I am using this from ROS2. I am typically stopping applications with SIGINT. Does
rmw_fastrtpsmake a call toDomainParticipantFactory::delete_participantin that event?
@Aposhian, rmw_fastrtps_shared_cpp::destroy_participant handles the DomainParticipant destruction cleanly. I do not know how the ROS 2 stack signal handling works and if this method is called in case of SIGINT. I suppose that question should be asked in some other place.
I think this issue have been answered and can be closed. Would you mind doing it, @Aposhian? Otherwise, let me know why you consider the issue should be kept open. Maybe we should consider moving to the Q&A forum where according to Fast DDS contributing guidelines, questions should be kept.
I can see there is a way forward by using fastdds shm clean, but I still think this presents a bad user experience. For someone who is using FastDDS with the default config, they may not even exactly know that shared memory is being used, or how shared memory is being used. They use the system for a while, and it works, and then someday it may break with the cryptic error messages that I posted above. The error messages could be better if it said something like "Unable to create new shared memory segments: is your shared memory partition full? Try running fastdds shm clean." Or, if a shared memory segment is unable to be created, then fastdds could automatically try fastdds shm clean and retry (with a corresponding warning message as to what is going on).

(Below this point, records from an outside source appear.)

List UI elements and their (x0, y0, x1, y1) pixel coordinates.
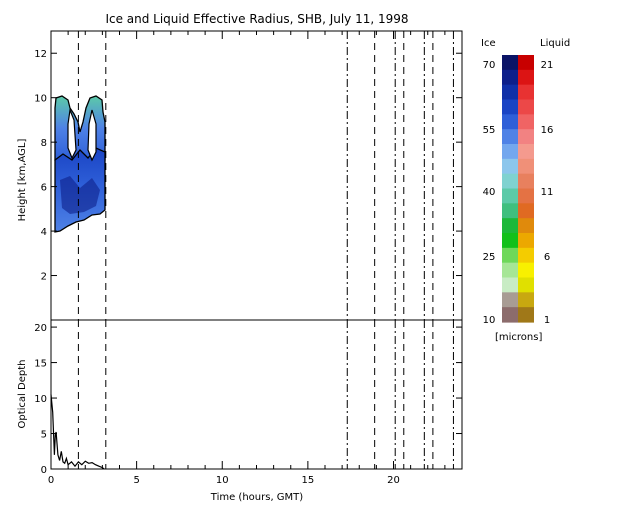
x-tick-label: 0 (48, 475, 54, 486)
colorbar-liquid-swatch (518, 233, 534, 249)
colorbar-liquid-swatch (518, 144, 534, 160)
colorbar-ice-swatch (502, 114, 518, 130)
x-tick-label: 10 (216, 475, 229, 486)
y-tick-label: 12 (34, 49, 47, 60)
colorbar-ice-swatch (502, 188, 518, 204)
colorbar-units-label: [microns] (495, 332, 542, 343)
colorbar: Ice Liquid 70 55 40 25 10 21 16 11 6 1 [microns] (481, 38, 570, 343)
y-tick-label: 5 (41, 430, 47, 441)
colorbar-ice-swatch (502, 84, 518, 101)
colorbar-ice-swatch (502, 99, 518, 115)
cloud-gap (87, 109, 97, 162)
y-tick-label: 2 (41, 272, 47, 283)
colorbar-ice-tick: 40 (483, 187, 496, 198)
bottom-y-axis-label: Optical Depth (17, 360, 28, 429)
colorbar-liquid-swatch (518, 188, 534, 204)
top-y-axis-label: Height [km,AGL] (17, 139, 28, 222)
colorbar-ice-tick: 55 (483, 125, 496, 136)
colorbar-liquid-swatch (518, 218, 534, 234)
chart-title: Ice and Liquid Effective Radius, SHB, Ju… (105, 12, 408, 26)
colorbar-liquid-swatch (518, 307, 534, 323)
colorbar-liquid-tick: 21 (541, 60, 554, 71)
bottom-y-ticks: 0 5 10 15 20 (34, 323, 462, 476)
colorbar-ice-tick: 10 (483, 315, 496, 326)
colorbar-liquid-swatch (518, 262, 534, 279)
colorbar-liquid-swatch (518, 114, 534, 130)
colorbar-ice-swatch (502, 262, 518, 279)
colorbar-ice-swatch (502, 158, 518, 175)
colorbar-ice-swatch (502, 69, 518, 86)
colorbar-ice-swatch (502, 307, 518, 323)
colorbar-liquid-swatch (518, 69, 534, 86)
colorbar-ice-swatch (502, 233, 518, 249)
colorbar-ice-swatch (502, 55, 518, 71)
colorbar-liquid-swatch (518, 158, 534, 175)
colorbar-liquid-ticks: 21 16 11 6 1 (541, 60, 554, 326)
colorbar-liquid-tick: 6 (544, 252, 550, 263)
colorbar-liquid-swatch (518, 173, 534, 190)
colorbar-liquid-swatch (518, 292, 534, 308)
cloud-layer (54, 95, 106, 233)
bottom-panel: 0 5 10 15 20 0 5 10 15 20 Optical Depth Time (ho… (17, 31, 463, 503)
top-y-ticks: 2 4 6 8 10 12 (34, 49, 462, 283)
colorbar-ice-column (502, 55, 518, 323)
x-tick-label: 20 (387, 475, 400, 486)
y-tick-label: 10 (34, 94, 47, 105)
colorbar-liquid-tick: 16 (541, 125, 554, 136)
y-tick-label: 10 (34, 394, 47, 405)
colorbar-liquid-tick: 1 (544, 315, 550, 326)
colorbar-liquid-column (518, 55, 534, 323)
x-ticks: 0 5 10 15 20 (48, 31, 446, 486)
colorbar-ice-tick: 70 (483, 60, 496, 71)
colorbar-liquid-swatch (518, 247, 534, 264)
top-plot-frame (50, 30, 463, 321)
colorbar-ice-swatch (502, 218, 518, 234)
colorbar-liquid-swatch (518, 55, 534, 71)
y-tick-label: 15 (34, 359, 47, 370)
y-tick-label: 6 (41, 183, 47, 194)
colorbar-ice-swatch (502, 203, 518, 219)
colorbar-ice-ticks: 70 55 40 25 10 (483, 60, 496, 326)
colorbar-liquid-swatch (518, 84, 534, 101)
x-axis-label: Time (hours, GMT) (210, 492, 304, 503)
y-tick-label: 20 (34, 323, 47, 334)
colorbar-liquid-tick: 11 (541, 187, 554, 198)
y-tick-label: 8 (41, 138, 47, 149)
colorbar-ice-tick: 25 (483, 252, 496, 263)
cloud-dark-core (60, 176, 100, 214)
colorbar-ice-swatch (502, 277, 518, 293)
bottom-plot-frame (50, 319, 463, 470)
colorbar-liquid-swatch (518, 203, 534, 219)
top-reference-lines (77, 31, 454, 320)
y-tick-label: 4 (41, 227, 47, 238)
x-tick-label: 15 (302, 475, 315, 486)
optical-depth-series (50, 394, 105, 470)
colorbar-ice-swatch (502, 292, 518, 308)
colorbar-ice-swatch (502, 173, 518, 190)
colorbar-liquid-swatch (518, 129, 534, 145)
cloud-gap (67, 107, 77, 160)
y-tick-label: 0 (41, 465, 47, 476)
colorbar-liquid-swatch (518, 277, 534, 293)
colorbar-liquid-swatch (518, 99, 534, 115)
x-tick-label: 5 (133, 475, 139, 486)
top-panel: 2 4 6 8 10 12 Height [km,AGL] (17, 30, 463, 321)
colorbar-ice-swatch (502, 247, 518, 264)
colorbar-liquid-label: Liquid (540, 38, 570, 49)
colorbar-ice-label: Ice (481, 38, 496, 49)
colorbar-ice-swatch (502, 129, 518, 145)
bottom-reference-lines (77, 320, 454, 469)
colorbar-ice-swatch (502, 144, 518, 160)
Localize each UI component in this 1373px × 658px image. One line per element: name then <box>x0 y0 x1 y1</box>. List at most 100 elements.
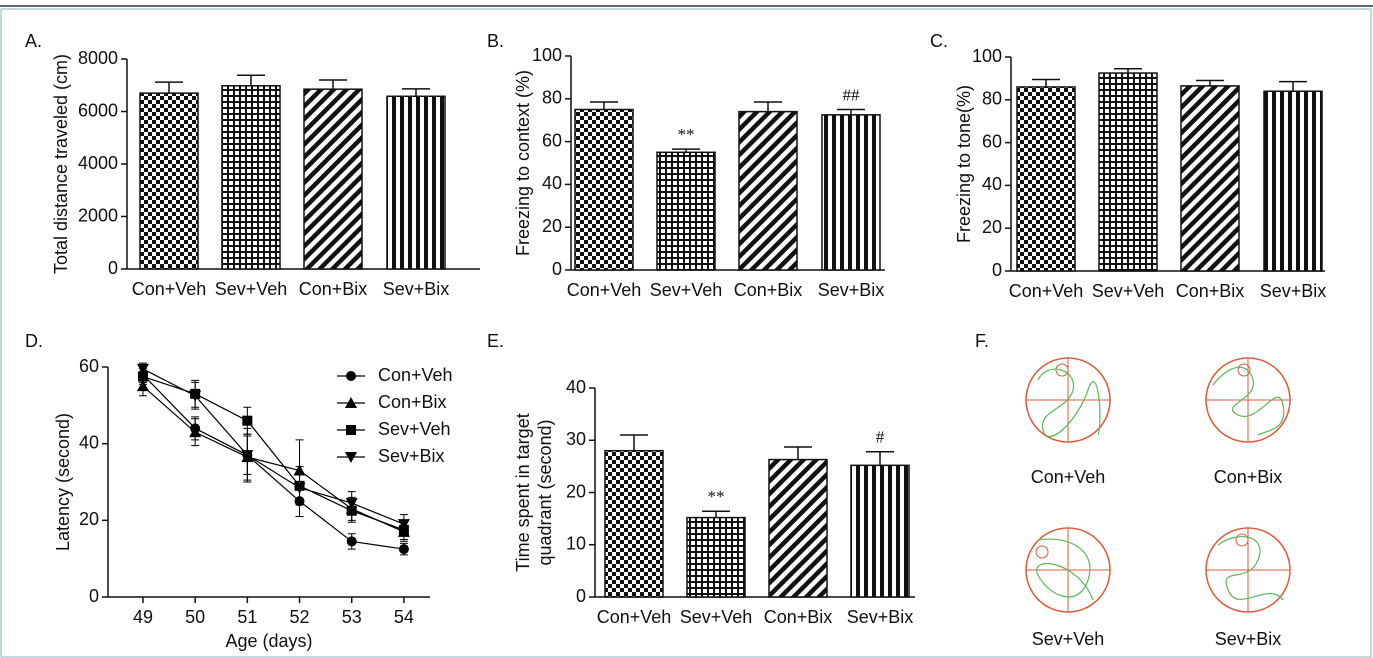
y-axis-label: Freezing to context (%) <box>513 70 533 256</box>
maze-label: Con+Bix <box>1214 467 1283 487</box>
marker <box>345 452 357 463</box>
bar <box>221 85 281 270</box>
x-tick-label: 54 <box>394 607 414 627</box>
x-tick-label: Sev+Veh <box>1092 281 1165 301</box>
y-tick-label: 10 <box>566 534 586 554</box>
x-tick-label: Sev+Veh <box>215 279 288 299</box>
y-axis-label: Freezing to tone(%) <box>954 85 974 243</box>
x-tick-label: Con+Bix <box>1176 281 1245 301</box>
panel-label: C. <box>930 31 948 51</box>
legend-label: Sev+Veh <box>378 419 451 439</box>
marker <box>345 397 357 408</box>
bar <box>574 108 634 271</box>
bar <box>656 151 716 271</box>
x-tick-label: Sev+Bix <box>383 279 450 299</box>
y-tick-label: 0 <box>108 258 118 278</box>
y-tick-label: 60 <box>542 130 562 150</box>
bar <box>1180 85 1240 272</box>
bar <box>768 458 828 598</box>
bar <box>1016 86 1076 272</box>
y-tick-label: 0 <box>992 260 1002 280</box>
y-tick-label: 6000 <box>78 100 118 120</box>
y-tick-label: 60 <box>79 356 99 376</box>
marker <box>137 371 148 382</box>
panel-label: E. <box>487 331 504 351</box>
marker <box>189 390 202 402</box>
y-tick-label: 100 <box>972 46 1002 66</box>
bar <box>850 464 910 598</box>
marker <box>346 425 356 435</box>
bar <box>303 88 363 270</box>
marker <box>293 482 306 494</box>
significance-label: ** <box>678 125 695 144</box>
y-axis-label: Time spent in target <box>513 413 533 571</box>
y-tick-label: 0 <box>576 586 586 606</box>
maze-label: Sev+Veh <box>1032 629 1105 649</box>
y-tick-label: 30 <box>566 429 586 449</box>
maze-traces <box>1025 357 1291 613</box>
bar <box>1098 72 1158 272</box>
x-tick-label: Sev+Veh <box>650 280 723 300</box>
bar <box>821 114 881 271</box>
series-line <box>142 368 405 525</box>
x-tick-label: Con+Bix <box>764 607 833 627</box>
y-tick-label: 0 <box>89 586 99 606</box>
x-axis-label: Age (days) <box>225 631 312 651</box>
y-tick-label: 20 <box>566 481 586 501</box>
marker <box>136 363 149 375</box>
marker <box>346 536 357 547</box>
x-tick-label: Sev+Veh <box>680 607 753 627</box>
panel-label: B. <box>487 31 504 51</box>
y-tick-label: 2000 <box>78 205 118 225</box>
panel-label: A. <box>25 31 42 51</box>
x-tick-label: Con+Veh <box>567 280 642 300</box>
marker <box>242 415 253 426</box>
x-tick-label: Sev+Bix <box>847 607 914 627</box>
x-tick-label: Con+Bix <box>734 280 803 300</box>
x-tick-label: 49 <box>133 607 153 627</box>
marker <box>397 519 410 531</box>
y-tick-label: 40 <box>982 174 1002 194</box>
y-tick-label: 60 <box>982 131 1002 151</box>
x-tick-label: Sev+Bix <box>1260 281 1327 301</box>
y-axis-label: Total distance traveled (cm) <box>51 54 71 274</box>
x-tick-label: 51 <box>237 607 257 627</box>
legend-label: Con+Bix <box>378 392 447 412</box>
marker <box>136 380 149 392</box>
bar <box>1263 90 1323 272</box>
maze-label: Sev+Bix <box>1215 629 1282 649</box>
frame <box>0 8 1372 658</box>
y-tick-label: 40 <box>566 377 586 397</box>
marker <box>189 426 202 438</box>
marker <box>345 498 358 510</box>
panel-label: F. <box>975 331 989 351</box>
series-line <box>142 385 405 533</box>
series-line <box>142 374 404 550</box>
y-tick-label: 8000 <box>78 48 118 68</box>
x-tick-label: Con+Veh <box>132 279 207 299</box>
maze-label: Con+Veh <box>1031 467 1106 487</box>
y-tick-label: 100 <box>532 45 562 65</box>
x-tick-label: 50 <box>185 607 205 627</box>
legend-label: Sev+Bix <box>378 446 445 466</box>
x-tick-label: Con+Veh <box>1009 281 1084 301</box>
x-tick-label: 53 <box>342 607 362 627</box>
bar <box>386 95 446 270</box>
significance-label: # <box>876 428 885 447</box>
y-tick-label: 20 <box>982 217 1002 237</box>
maze-panel: F. Con+Veh Con+Bix Sev+Veh Sev+Bix <box>975 331 1291 649</box>
bar <box>139 92 199 270</box>
y-tick-label: 80 <box>982 89 1002 109</box>
y-tick-label: 4000 <box>78 153 118 173</box>
bar <box>686 516 746 598</box>
y-tick-label: 0 <box>552 259 562 279</box>
bar <box>604 449 664 598</box>
y-tick-label: 40 <box>79 432 99 452</box>
y-tick-label: 20 <box>79 509 99 529</box>
x-tick-label: Sev+Bix <box>818 280 885 300</box>
significance-label: ** <box>708 487 725 506</box>
y-axis-label: Latency (second) <box>53 413 73 551</box>
y-tick-label: 20 <box>542 216 562 236</box>
x-tick-label: Con+Veh <box>597 607 672 627</box>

@JLBuenoLopez-eProsima How about updating the message for user to be more user friendly as @Aposhian suggested above? i think that message is not clear for user what to do to solve the problem...
I encountered the same issue on Android, and I never found a solution. I had to disable shared memory. This problem occurred after compiling the security module, and the problem still exists after undoing the modification again.
I have created a ticket to track the enhancement of improving the log messages when initializing the SHM Transport (#3578). I am going to close this issue because the question was answered and there is a ticket tracking the improvement.